Online mahjong monster Mahjong Logic has signed a new licensee. Golden Mango has decided that adding Mahjong Logic’s live dealer game will greatly complement its existing offerings (poker, casino, sportsbook and racebook). In operation for seven years, the Philippines-based Golden Mango represents “a coalition of leading Asia websites,” which makes Mahjong Logic CEO Jonas Alm “excited… having so many well known brands in the Asia region along with a dedicated gambling player base.” Golden Mango’s exec VP Frank Jeng is equally effervescent. “We see nothing but upside for our business.” Much better than seeing nothing but backside.
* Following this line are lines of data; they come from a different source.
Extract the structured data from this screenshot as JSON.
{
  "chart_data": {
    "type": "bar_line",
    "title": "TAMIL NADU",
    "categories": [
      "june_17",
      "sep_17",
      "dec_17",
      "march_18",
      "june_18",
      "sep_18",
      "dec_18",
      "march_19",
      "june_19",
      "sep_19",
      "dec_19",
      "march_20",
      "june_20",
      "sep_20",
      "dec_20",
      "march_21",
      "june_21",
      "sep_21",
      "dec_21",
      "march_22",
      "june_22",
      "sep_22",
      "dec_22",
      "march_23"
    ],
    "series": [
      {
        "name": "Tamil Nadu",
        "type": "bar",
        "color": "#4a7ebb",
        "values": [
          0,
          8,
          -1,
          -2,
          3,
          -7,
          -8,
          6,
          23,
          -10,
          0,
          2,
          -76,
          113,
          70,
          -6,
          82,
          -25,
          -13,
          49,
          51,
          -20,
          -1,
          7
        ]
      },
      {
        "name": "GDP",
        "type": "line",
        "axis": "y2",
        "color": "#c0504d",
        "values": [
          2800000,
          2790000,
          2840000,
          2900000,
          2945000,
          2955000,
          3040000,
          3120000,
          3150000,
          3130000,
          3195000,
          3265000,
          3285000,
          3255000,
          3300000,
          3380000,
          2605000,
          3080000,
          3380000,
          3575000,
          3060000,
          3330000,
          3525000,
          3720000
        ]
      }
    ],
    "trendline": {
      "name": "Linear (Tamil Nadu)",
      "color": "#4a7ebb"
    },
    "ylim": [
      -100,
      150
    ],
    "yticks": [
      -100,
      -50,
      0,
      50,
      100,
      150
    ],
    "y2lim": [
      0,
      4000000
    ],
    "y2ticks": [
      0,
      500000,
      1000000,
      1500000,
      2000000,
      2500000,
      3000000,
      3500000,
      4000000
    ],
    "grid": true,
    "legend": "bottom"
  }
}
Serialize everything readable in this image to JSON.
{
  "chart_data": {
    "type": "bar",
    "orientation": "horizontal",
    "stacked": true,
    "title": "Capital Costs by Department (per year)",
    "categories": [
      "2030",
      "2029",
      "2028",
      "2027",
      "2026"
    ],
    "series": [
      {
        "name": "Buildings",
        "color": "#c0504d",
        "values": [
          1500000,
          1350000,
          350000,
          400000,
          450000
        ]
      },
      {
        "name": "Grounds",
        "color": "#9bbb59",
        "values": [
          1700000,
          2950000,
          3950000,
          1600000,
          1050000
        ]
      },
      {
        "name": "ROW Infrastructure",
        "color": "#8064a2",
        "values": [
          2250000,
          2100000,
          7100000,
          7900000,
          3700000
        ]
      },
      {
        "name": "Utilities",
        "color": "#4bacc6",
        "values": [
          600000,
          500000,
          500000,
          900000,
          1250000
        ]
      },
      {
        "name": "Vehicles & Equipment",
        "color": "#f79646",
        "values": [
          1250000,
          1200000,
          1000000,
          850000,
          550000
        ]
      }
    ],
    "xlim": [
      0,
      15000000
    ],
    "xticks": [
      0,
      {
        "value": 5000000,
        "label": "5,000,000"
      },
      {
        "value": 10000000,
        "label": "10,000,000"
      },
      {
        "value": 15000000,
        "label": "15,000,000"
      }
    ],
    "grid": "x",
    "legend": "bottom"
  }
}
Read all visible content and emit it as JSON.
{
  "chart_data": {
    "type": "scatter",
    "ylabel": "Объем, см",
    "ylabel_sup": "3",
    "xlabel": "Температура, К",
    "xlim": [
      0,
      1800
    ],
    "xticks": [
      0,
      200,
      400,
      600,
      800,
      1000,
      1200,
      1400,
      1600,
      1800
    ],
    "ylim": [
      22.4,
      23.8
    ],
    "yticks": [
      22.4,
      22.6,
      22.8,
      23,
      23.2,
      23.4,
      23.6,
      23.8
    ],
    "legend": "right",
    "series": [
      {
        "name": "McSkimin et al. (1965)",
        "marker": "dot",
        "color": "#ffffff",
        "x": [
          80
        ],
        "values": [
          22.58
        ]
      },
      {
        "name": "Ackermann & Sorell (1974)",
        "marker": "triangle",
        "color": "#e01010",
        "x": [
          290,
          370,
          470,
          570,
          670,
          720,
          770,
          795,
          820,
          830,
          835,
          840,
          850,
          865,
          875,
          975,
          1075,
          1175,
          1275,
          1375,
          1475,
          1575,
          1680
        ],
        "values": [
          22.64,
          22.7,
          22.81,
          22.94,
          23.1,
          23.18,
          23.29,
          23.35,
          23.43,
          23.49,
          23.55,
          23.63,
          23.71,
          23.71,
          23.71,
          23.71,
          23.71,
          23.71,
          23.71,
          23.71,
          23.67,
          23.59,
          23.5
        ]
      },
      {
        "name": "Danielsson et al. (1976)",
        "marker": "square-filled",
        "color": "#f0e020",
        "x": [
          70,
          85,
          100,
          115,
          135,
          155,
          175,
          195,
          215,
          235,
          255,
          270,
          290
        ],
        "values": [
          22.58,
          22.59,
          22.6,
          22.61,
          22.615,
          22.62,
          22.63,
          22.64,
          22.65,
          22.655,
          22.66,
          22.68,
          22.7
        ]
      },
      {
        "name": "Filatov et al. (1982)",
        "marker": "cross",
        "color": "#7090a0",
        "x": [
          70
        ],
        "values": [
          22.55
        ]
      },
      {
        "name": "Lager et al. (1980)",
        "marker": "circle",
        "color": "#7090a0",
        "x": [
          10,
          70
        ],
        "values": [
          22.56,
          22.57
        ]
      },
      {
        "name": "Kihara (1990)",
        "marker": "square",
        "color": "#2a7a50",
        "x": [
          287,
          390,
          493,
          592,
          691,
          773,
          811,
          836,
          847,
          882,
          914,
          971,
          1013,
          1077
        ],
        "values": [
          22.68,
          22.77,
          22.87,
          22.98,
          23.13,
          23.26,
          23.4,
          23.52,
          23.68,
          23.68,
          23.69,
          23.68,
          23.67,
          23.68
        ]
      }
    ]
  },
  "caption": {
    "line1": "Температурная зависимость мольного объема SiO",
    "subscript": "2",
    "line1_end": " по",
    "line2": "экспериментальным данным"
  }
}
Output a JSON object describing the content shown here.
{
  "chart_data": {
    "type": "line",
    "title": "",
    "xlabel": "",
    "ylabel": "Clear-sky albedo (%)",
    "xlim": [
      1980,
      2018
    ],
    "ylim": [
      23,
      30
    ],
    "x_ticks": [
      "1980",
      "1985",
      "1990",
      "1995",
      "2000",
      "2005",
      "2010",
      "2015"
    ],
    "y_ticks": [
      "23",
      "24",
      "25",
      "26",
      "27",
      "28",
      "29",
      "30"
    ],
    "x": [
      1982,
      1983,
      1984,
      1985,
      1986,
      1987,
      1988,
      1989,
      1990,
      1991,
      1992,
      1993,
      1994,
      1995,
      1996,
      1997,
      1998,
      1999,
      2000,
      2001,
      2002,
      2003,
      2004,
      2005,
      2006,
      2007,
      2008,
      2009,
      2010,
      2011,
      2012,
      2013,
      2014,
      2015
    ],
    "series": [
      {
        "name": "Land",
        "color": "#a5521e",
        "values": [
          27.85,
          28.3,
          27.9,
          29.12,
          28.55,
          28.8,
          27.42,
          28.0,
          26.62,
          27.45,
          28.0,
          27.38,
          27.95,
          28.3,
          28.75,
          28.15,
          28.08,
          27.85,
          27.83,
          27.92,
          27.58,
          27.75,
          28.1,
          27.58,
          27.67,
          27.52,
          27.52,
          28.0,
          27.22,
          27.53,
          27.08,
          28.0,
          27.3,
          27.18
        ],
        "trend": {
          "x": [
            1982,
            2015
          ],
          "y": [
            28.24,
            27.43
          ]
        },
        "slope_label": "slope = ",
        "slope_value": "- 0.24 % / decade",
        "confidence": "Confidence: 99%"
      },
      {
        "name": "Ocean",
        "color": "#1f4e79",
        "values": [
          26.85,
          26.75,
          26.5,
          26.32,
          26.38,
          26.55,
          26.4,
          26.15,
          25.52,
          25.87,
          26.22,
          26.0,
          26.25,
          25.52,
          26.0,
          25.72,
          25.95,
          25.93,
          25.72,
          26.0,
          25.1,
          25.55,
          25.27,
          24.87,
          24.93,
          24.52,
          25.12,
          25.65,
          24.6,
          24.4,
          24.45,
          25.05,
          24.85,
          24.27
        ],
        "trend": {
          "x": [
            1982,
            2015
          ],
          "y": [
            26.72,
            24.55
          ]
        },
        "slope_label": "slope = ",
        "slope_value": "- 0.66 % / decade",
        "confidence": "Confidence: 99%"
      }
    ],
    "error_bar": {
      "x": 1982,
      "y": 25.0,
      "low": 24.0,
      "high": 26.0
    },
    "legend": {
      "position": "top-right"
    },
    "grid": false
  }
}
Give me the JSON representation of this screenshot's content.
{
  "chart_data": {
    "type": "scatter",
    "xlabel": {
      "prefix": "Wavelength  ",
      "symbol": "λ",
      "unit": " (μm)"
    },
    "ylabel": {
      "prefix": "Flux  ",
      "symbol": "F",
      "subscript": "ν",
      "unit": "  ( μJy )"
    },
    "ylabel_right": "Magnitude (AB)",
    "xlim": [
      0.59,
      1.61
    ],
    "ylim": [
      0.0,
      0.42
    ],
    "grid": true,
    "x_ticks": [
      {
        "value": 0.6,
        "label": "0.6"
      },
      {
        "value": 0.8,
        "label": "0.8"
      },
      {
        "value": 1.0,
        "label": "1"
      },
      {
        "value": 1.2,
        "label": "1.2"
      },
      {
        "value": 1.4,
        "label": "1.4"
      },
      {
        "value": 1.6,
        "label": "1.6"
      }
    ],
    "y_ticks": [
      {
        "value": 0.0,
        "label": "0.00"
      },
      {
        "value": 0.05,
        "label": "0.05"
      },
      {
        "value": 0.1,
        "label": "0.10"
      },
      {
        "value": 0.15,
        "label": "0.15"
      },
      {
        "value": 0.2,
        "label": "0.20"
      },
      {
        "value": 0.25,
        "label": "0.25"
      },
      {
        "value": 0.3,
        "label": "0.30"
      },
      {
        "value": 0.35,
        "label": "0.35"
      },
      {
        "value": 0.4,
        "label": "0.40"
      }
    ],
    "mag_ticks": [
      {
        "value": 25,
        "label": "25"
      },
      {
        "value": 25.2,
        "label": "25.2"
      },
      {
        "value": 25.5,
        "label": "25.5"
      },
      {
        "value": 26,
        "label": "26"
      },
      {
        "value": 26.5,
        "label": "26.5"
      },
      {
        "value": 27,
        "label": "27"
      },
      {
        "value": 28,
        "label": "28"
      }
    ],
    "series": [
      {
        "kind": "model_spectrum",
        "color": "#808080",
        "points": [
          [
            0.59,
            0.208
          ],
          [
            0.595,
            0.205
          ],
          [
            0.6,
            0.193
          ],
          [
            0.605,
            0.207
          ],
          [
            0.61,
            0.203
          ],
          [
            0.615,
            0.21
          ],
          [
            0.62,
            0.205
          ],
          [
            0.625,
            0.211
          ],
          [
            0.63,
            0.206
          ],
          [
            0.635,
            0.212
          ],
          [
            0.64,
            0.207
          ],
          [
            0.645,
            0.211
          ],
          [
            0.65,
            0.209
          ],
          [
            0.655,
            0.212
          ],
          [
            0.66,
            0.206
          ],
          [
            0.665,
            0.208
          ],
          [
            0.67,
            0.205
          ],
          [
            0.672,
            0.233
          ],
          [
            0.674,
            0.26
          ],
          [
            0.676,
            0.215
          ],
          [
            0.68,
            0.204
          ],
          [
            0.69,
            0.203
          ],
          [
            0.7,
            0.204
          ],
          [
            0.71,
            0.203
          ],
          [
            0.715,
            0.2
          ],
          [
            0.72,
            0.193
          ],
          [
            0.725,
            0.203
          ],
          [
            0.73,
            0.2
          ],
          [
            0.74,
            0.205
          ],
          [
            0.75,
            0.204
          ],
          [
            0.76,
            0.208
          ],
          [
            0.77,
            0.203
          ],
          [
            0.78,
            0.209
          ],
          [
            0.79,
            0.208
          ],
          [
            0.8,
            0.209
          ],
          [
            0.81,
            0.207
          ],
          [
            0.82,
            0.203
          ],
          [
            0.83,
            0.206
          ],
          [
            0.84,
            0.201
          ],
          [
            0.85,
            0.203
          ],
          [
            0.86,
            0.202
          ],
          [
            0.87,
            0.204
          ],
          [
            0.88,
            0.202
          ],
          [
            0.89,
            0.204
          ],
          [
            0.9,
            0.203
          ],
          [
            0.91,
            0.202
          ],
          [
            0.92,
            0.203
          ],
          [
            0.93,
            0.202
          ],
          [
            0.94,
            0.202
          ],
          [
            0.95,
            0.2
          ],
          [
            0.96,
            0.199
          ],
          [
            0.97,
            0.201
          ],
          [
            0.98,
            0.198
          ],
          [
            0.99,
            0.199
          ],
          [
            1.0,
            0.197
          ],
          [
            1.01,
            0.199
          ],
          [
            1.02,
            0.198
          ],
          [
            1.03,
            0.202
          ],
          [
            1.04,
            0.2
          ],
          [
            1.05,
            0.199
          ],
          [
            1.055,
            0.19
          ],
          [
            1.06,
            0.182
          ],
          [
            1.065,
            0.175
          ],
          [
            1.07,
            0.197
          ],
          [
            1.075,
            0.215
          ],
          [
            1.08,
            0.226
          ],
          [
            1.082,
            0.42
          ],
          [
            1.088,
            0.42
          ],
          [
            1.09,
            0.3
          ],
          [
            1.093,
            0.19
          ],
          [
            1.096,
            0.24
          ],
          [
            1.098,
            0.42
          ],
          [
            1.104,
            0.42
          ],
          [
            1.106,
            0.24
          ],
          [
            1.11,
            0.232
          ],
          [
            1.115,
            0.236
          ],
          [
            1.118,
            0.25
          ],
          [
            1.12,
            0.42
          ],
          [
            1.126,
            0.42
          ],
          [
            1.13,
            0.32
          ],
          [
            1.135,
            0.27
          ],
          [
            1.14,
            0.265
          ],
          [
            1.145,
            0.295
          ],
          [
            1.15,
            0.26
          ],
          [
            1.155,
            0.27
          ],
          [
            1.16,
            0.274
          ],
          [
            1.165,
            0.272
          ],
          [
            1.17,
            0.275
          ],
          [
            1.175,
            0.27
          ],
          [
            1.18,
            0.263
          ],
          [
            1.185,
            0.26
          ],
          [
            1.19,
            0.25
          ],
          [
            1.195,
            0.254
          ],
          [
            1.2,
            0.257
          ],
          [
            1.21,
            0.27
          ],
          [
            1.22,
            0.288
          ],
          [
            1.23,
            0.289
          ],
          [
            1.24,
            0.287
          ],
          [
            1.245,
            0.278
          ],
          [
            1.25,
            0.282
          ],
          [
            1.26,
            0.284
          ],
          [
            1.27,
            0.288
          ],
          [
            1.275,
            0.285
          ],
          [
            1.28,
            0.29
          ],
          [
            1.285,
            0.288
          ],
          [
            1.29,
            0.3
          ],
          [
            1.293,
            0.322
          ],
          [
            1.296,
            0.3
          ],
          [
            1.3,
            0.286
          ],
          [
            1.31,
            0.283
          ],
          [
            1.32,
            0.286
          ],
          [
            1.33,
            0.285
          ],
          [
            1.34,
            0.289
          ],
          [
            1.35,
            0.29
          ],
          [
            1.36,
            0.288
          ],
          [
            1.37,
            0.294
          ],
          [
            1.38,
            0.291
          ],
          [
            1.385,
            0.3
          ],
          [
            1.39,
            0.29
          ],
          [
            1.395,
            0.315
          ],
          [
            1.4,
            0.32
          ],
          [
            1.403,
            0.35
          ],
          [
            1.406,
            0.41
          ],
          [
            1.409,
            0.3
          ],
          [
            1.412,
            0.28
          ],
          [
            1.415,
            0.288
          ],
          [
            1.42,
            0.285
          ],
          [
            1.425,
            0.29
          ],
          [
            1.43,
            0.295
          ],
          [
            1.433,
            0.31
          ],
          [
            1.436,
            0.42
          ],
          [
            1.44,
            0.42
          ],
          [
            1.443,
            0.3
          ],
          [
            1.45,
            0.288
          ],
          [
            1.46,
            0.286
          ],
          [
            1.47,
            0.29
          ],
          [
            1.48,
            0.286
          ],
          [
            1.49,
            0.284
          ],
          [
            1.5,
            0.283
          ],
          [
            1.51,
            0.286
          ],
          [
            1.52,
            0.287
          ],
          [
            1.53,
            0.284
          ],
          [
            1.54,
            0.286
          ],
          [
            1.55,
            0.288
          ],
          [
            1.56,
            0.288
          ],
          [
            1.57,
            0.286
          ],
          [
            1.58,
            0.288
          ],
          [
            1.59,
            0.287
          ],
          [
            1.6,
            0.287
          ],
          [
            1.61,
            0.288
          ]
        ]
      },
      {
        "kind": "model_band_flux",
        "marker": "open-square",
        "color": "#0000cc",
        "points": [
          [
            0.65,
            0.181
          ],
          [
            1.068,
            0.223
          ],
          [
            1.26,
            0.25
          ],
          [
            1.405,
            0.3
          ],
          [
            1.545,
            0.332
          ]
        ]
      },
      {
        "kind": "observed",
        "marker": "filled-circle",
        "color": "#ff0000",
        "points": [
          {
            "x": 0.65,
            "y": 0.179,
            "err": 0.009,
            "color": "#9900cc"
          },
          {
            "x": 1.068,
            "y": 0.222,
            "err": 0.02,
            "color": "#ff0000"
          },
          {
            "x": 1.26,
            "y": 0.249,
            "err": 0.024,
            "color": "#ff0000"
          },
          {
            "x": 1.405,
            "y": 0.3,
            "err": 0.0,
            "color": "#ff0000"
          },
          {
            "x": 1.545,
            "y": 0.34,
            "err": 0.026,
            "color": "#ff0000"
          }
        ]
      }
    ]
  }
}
For Swedish stalwart Cherryföretagen – which offers gambling online, in pubs/restaurants and aboard ocean-bound ships — Q4 2010 was the “strongest ever” since listing in 2006. CEO Gunnar Lind said earnings before interest and taxes (EBIT) in the last three months of 2010 were up 430% over 2009. Much of the credit goes to the March 2010 acquisition of the Machine group, which boosted the company’s online presence in Sweden, Norway and Denmark. For 2010 as a whole, turnover was up 39.4%, while EBIT rose 628.1% to SEK 23.3m (US $3.65m). Over the same period, the company’s share of the restaurant casino action grew from 46.5% to 53%. The maritime side of the business is “satisfactory’ in the Baltic Sea, but the Mediterranean Sea and English Channel operations have “viability problems.” Their boats might be sinking, but after-tax profits in 2010 were SEK 20m (US $3.1m) compared to just 1.7m in 2009, so the stuff that can’t float is really flying.